Ao lado de Palwinder Singh, o sacerdote da comunidade, com uma barba que chega até ao meio do peito, mostra-nos orgulhosamente o seu kirpan, a adaga cerimonial que todos os homens sikh devem usar em todas as alturas. O kirpan simboliza a prontidão para lutar pelo bem e contra o mal, mas representa também uma dor de cabeça para os protocolos de segurança em eventos inter-religiosos com figuras mundiais. Quando Bento XVI visitou os Estados Unidos, os sikhs não puderam participar num encontro inter-religioso na Casa Branca porque se recusaram a entrar sem esta arma.

Com este evento na mesquita a questão nem se pôs e a segurança à volta do evento estava claramente relaxada. Sinal claro, também, de que as comunidades religiosas em Portugal não são vistas como ameaça. “Costumo dizer que temos a felicidade de termos aqui uma grande harmonia religiosa e essa harmonia deriva da conjugação de duas variáveis, por um lado uma sociedade portuguesa que recebe bem os imigrantes”, diz Khalid Jamal, um jovem que faz parte da direcção da Comunidade Islâmica de Lisboa.

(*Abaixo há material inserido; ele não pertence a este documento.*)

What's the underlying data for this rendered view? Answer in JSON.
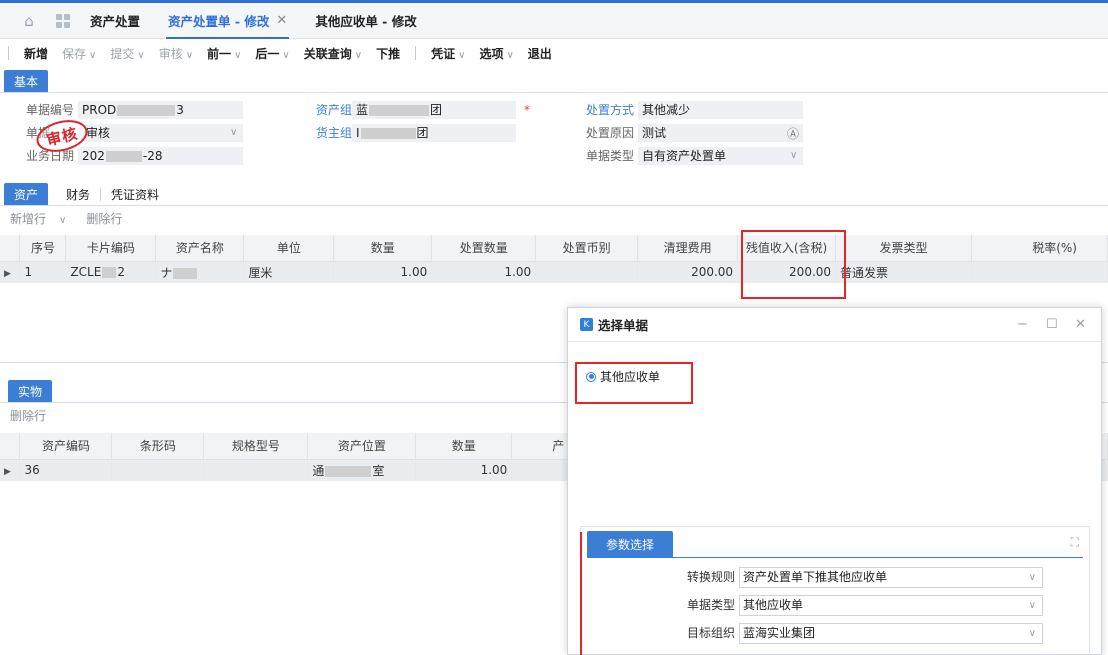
{
  "tabs": {
    "home_icon": "home-icon",
    "apps_icon": "grid-icon",
    "items": [
      {
        "label": "资产处置"
      },
      {
        "label": "资产处置单 - 修改",
        "active": true
      },
      {
        "label": "其他应收单 - 修改"
      }
    ],
    "close_glyph": "✕"
  },
  "toolbar": {
    "new": "新增",
    "save": "保存",
    "submit": "提交",
    "audit": "审核",
    "prev": "前一",
    "next": "后一",
    "related": "关联查询",
    "push": "下推",
    "voucher": "凭证",
    "options": "选项",
    "exit": "退出"
  },
  "basic": {
    "tab": "基本",
    "doc_no_label": "单据编号",
    "doc_no_prefix": "PROD",
    "doc_no_suffix": "3",
    "status_label": "单据",
    "status_value": "审核",
    "stamp": "审核",
    "date_label": "业务日期",
    "date_prefix": "202",
    "date_suffix": "-28",
    "asset_org_label": "资产组织",
    "asset_org_prefix": "蓝",
    "asset_org_suffix": "团",
    "owner_org_label": "货主组织",
    "owner_org_prefix": "I",
    "owner_org_suffix": "团",
    "required_mark": "*",
    "method_label": "处置方式",
    "method_value": "其他减少",
    "reason_label": "处置原因",
    "reason_value": "测试",
    "reason_icon": "Ⓐ",
    "type_label": "单据类型",
    "type_value": "自有资产处置单"
  },
  "asset_tabs": {
    "items": [
      "资产",
      "财务",
      "凭证资料"
    ]
  },
  "asset_toolbar": {
    "add_row": "新增行",
    "delete_row": "删除行"
  },
  "asset_table": {
    "columns": [
      "序号",
      "卡片编码",
      "资产名称",
      "单位",
      "数量",
      "处置数量",
      "处置币别",
      "清理费用",
      "残值收入(含税)",
      "发票类型",
      "税率(%)"
    ],
    "rows": [
      {
        "seq": "1",
        "card": "ZCLE",
        "card_suffix": "2",
        "name": "ナ",
        "unit": "厘米",
        "qty": "1.00",
        "dispose_qty": "1.00",
        "currency": "",
        "fee": "200.00",
        "residual": "200.00",
        "invoice": "普通发票",
        "tax": ""
      }
    ]
  },
  "physical": {
    "tab": "实物",
    "delete_row": "删除行",
    "columns": [
      "资产编码",
      "条形码",
      "规格型号",
      "资产位置",
      "数量",
      "产"
    ],
    "rows": [
      {
        "code": "36",
        "barcode": "",
        "spec": "",
        "location_prefix": "通",
        "location_suffix": "室",
        "qty": "1.00"
      }
    ]
  },
  "dialog": {
    "title": "选择单据",
    "logo": "K",
    "minimize": "−",
    "maximize": "☐",
    "close": "✕",
    "radio_label": "其他应收单",
    "param_tab": "参数选择",
    "expand_glyph": "⛶",
    "rule_label": "转换规则",
    "rule_value": "资产处置单下推其他应收单",
    "type_label": "单据类型",
    "type_value": "其他应收单",
    "org_label": "目标组织",
    "org_value": "蓝海实业集团"
  },
  "colors": {
    "accent": "#3c7ed6",
    "highlight_box": "#e4252c",
    "stamp": "#d5262d"
  }
}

Para este jovem muçulmano a decisão de Marcelo Rebelo de Sousa de visitar a mesquita, logo neste dia tão importante, “representa um sinal claro de que a nossa classe política e o senhor Presidente da República vai, neste mandato, dar importância ao fenómeno religioso. Sendo muçulmano, é particularmente importante no sentido de evitar a radicalização de que tanto se tem falado, sobretudo ao nível europeu”, diz ainda.

Cristãos de “todas as cores”

Entre as 18 religiões representadas no encontro na mesquita encontravam-se várias confissões cristãs diferentes. Evangélicos, metodistas, anglicanos, ortodoxos e católicos, entre outros.

Da parte dos metodistas, D. Sifredo Teixeira, que é também presidente do Conselho Português de Igrejas Cristãs, realça “o reconhecimento oficial da importância da contribuição de cada uma das realidades religiosas" presentes em Portugal e revela que foi uma “grande alegria de poder participar neste tempo histórico em que é reconhecida a diversidade e também a sua riqueza”.

Com esta presença estará Marcelo Rebelo de Sousa a indicar que vai ter uma presidência mais atenta ao fenómeno religioso? “Essa é a nossa esperança, porque a contribuição religiosa ajudará muito e deve ser muito valorizada para o bem do país”, diz o líder metodista.

Marcelo "será sempre um defensor da liberdade religiosa", disse o próprio. No seu discurso na mesquita, Marcelo afirmou que "Portugal foi grande" sempre que se abriu ao outro e a outras culturas, civilizações e religiões.

O sheikh David Munir, hoje a jogar em casa, faz um balanço muito positivo do evento. “Foi histórico, foi muito marcante e só demonstra que há pessoas que querem a paz, há pessoas que querem o diálogo e há pessoas que respeitam as outras confissões e as outras comunidades. No que diz respeito ao diálogo inter-religioso, Portugal foi sempre exemplar”, diz.

Ivone Felix, da comunidade baha'í, concorda. “É muito importante, porque isto é uma maneira de o senhor Presidente demonstrar que realmente está interessado em manter esta boa relação entre as religiões e as comunidades”.

Já à saída da mesquita um grupo de muçulmanas guineenses, vestidas com roupa e véus coloridos, não escondem a sua alegria por terem estado presentes, nem a sua admiração pelo Presidente. “É um Presidente social, comum, é por isso que estamos contentes. Por ele fazemos tudo, com chuva, frio ou de qualquer maneira.”

[Notícia corrigida no dia 11 de Março. Na versão original desta reportagem D. Sifredo era identificado como sendo presbiteriano, quando na verdade é metodista.]